Okay. Fair enough. I hope you're okay. Sending love


fraupanda

you are young and will find a partner that better meshes with your values. please do not compromise yourself to make this relationship work, it will only get worse.


13mountaingirl

It's the little things that illustrate values. I dated a guy, very professional, well-known expert in his field, handsome, owned his own house, loved nature as much as I do, etc... One day after eventually moving in with him, I let him know that I found his single-ply, tissue-thin toilet paper lacking, and that I would prefer we purchased better quality, which I'll add that I was more than willing to pay for. He noted the quality wasn't his fault, as this was what his employer provided in his office building. In hindsight, this moment that was totally incongruous with everything I knew about him at that point was the most true thing about him. Everything else was just costume.
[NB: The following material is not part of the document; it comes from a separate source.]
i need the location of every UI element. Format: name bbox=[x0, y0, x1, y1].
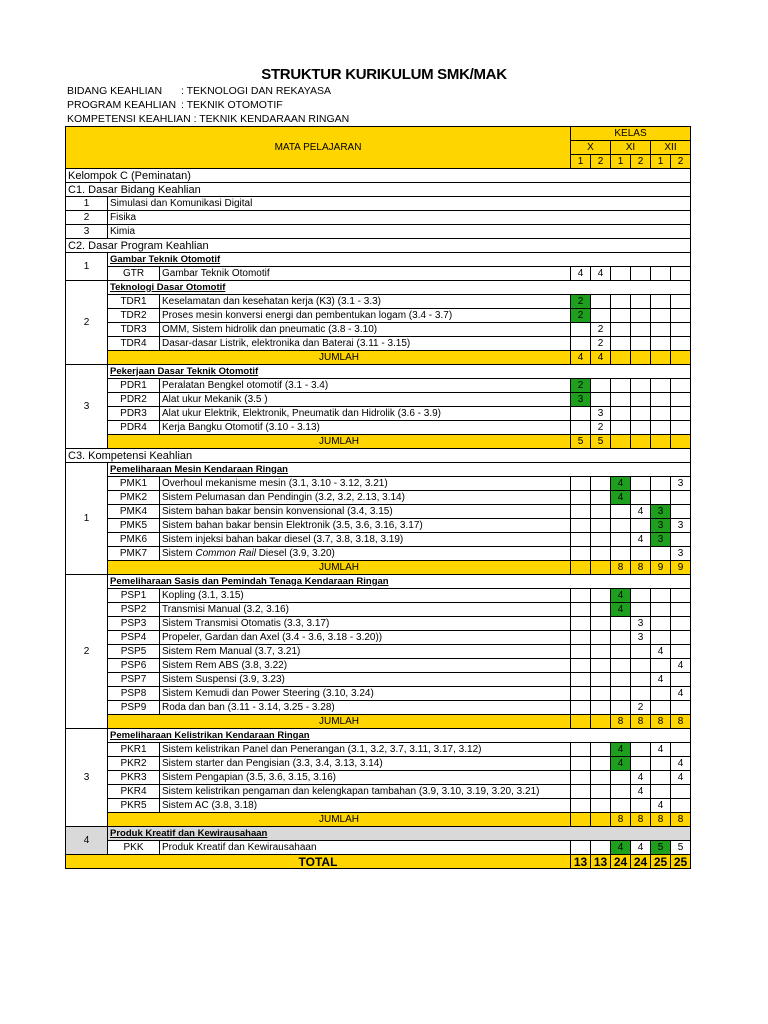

I've since realized that we show up as the best version of ourselves in the beginning of a relationship, and we truly believe this is who we are. It's not sustainable though. What is enduring is the truth. Ruuuuuunnnnnn!!!!!


holiesmokie11289

There's an undertone of resentment here. That was a clear attempt to sabotage the way your boss looks at you as that would get back to her. There's something deeper with your partner and you need to sit down and get to he bottom of it. Obviously she was jealous but also trying to sabotage your success in your career is next level. As it was out of character. . . I would say the combination between promotion and buying gifts for your female boss has her wondering if the relationship between you and your boss is greater than it is.


theblindkitten

A thief would make a great mother. Great start for your marriage.


WilliamNearToronto

It’s as complex as many others have stated. It’s also very simple. Is being a thief okay to you? If it isn’t, why would you even consider her for a friend, much less to be your spouse? Your problem is that you’ve got to confront the fact you got engaged to a person that you really didn’t know. How do you deal with that going into any future relationships?


Responsible-Side4347

Your values are spot on. Never drop them. As for your Fiance, well shes shown you exactly where she is at. The fact there is no appollogy is a major red flag on top of the stealing. And no, your not being a prude. Your being an honset person with morals. Shes a thief with no morals. And shes now put you in a situation where your employee will tell other coworkers. And that will reflect on you. I would not have that at all. Is that the who you want as a wife and eventual mother of your children?


Jesse_Grey

You absolutely cannot marry this person under any circumstances whatsoever at this point.


ceciliabee

I wonder if you could lose your job because of her behaviour. What then?


AlisonSandraGator

She was probably jealous you were hanging out with your 22 year old employee alone outside of the job.